When An became school-aged, they began studying violin with Willa Deane Howells and piano with Martha Harrison Hays. But this passion faded out during An’s teenage years.

“After high school, I did not go to conservatory, as it did not occur to me I was a musician, or that I had a vital, life-preserving need to play music,” they said. “Music found me again in my mid-twenties, when I was emotionally unwell and my nervous system was wrecked.”

Then reconnection came out of the blue when a friend set them up on a blind date. Feeling socially anxious, they brought their violin to the party they were meeting at because they were told that this “friend group liked to play Bob Dylan and other folky stuff.”

An found this new setting very liberating having grown up in a risk-averse environment, hostile to making mistakes. In addiction recovery, as well as their growth as an artist, An now understands that mistake-making is an important part of nurturing growth, expression, and creativity.

As an immigrant, An had felt intense pressure to assimilate and conform. 

“Once I discovered, seemingly by accident, that I could play music in a self-generated way, I felt lucky to have been asked to join different collaborations as I connected with people that I met through making music,” they said.

“Each project I have been involved with has been practice for the next, so the transition from accompanying a guitarist playing a Bob Dylan at an open mic night evolves into a West Coast tour in a doom folk band, to a studio residency with a modern ballet company, to drone orchestra, seems like the incremental progression necessary for me to become willing to consider myself to be a musician, let alone an artist.”

In addition to their work in music, An is also a Somatic Educator in the tradition of Thomas Hanna, thanks to her early violin teacher Willa Deane Howells.

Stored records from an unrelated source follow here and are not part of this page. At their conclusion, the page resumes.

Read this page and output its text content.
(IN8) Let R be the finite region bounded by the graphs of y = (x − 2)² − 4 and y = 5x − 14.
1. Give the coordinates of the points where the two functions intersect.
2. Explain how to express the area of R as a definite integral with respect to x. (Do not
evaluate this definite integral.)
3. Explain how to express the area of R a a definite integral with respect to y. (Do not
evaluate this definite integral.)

An believes it’s important to be proactive about bodily health. “In the capitalist technocracy we find ourselves in, we’ve been discouraged to have a relationship with our body that isn’t mediated by some consumable good,” they explained. “It’s a powerful stand to even want to be in the body, when the world we live in encourages self-loathing and shame of the body.”

They state that Hanna Somatic Education uses subtle and gentle movement to help the brain surrender old habits of tension. “I think of it as being a couples counselor for body and brain, creating cooperation and communication out of conflict and pain.”

They continued: “So rather than seeing the body and brain as two individual entities at odds with each other, this approach encourages the individual to see their soma as the harmonious relationship of bodymind.”

Likewise, in their music, An said they are working from their gut. “The challenge in A Portrait of An Artist as a Young Addict is I had to how to convey my creative instinct to others,” they said. “I’m typically doing improv with my loop pedal, improv with another musician, or accompanying a dancer, so being in a lead creative role is one of the biggest creative jumps I’ve had to make in a very long time.”

Following the September 9th performance, there will be a post-show talkback hosted by writer and dramaturg Jesse Roth. An hopes the talkback will be a form of community.

“In a world littered with all the intrusive content we’re forced to gorge ourselves on,” they said. “iIvt’s a reclamation of our humanity to make an old-fashioned energetic vortex by experiencing live art together.”

A Portrait of the Artist as a Young Addict will be performed on September 9 at Chapel Performance Space at Good Shepherd Center, 4649 Sunnyside Ave. N, 4th floor, Seattle. 

CORRECTION on September 11, 2023, 10:19 a.m: A previous version of this article misgendered Jackie An, whose correct pronouns are they/them.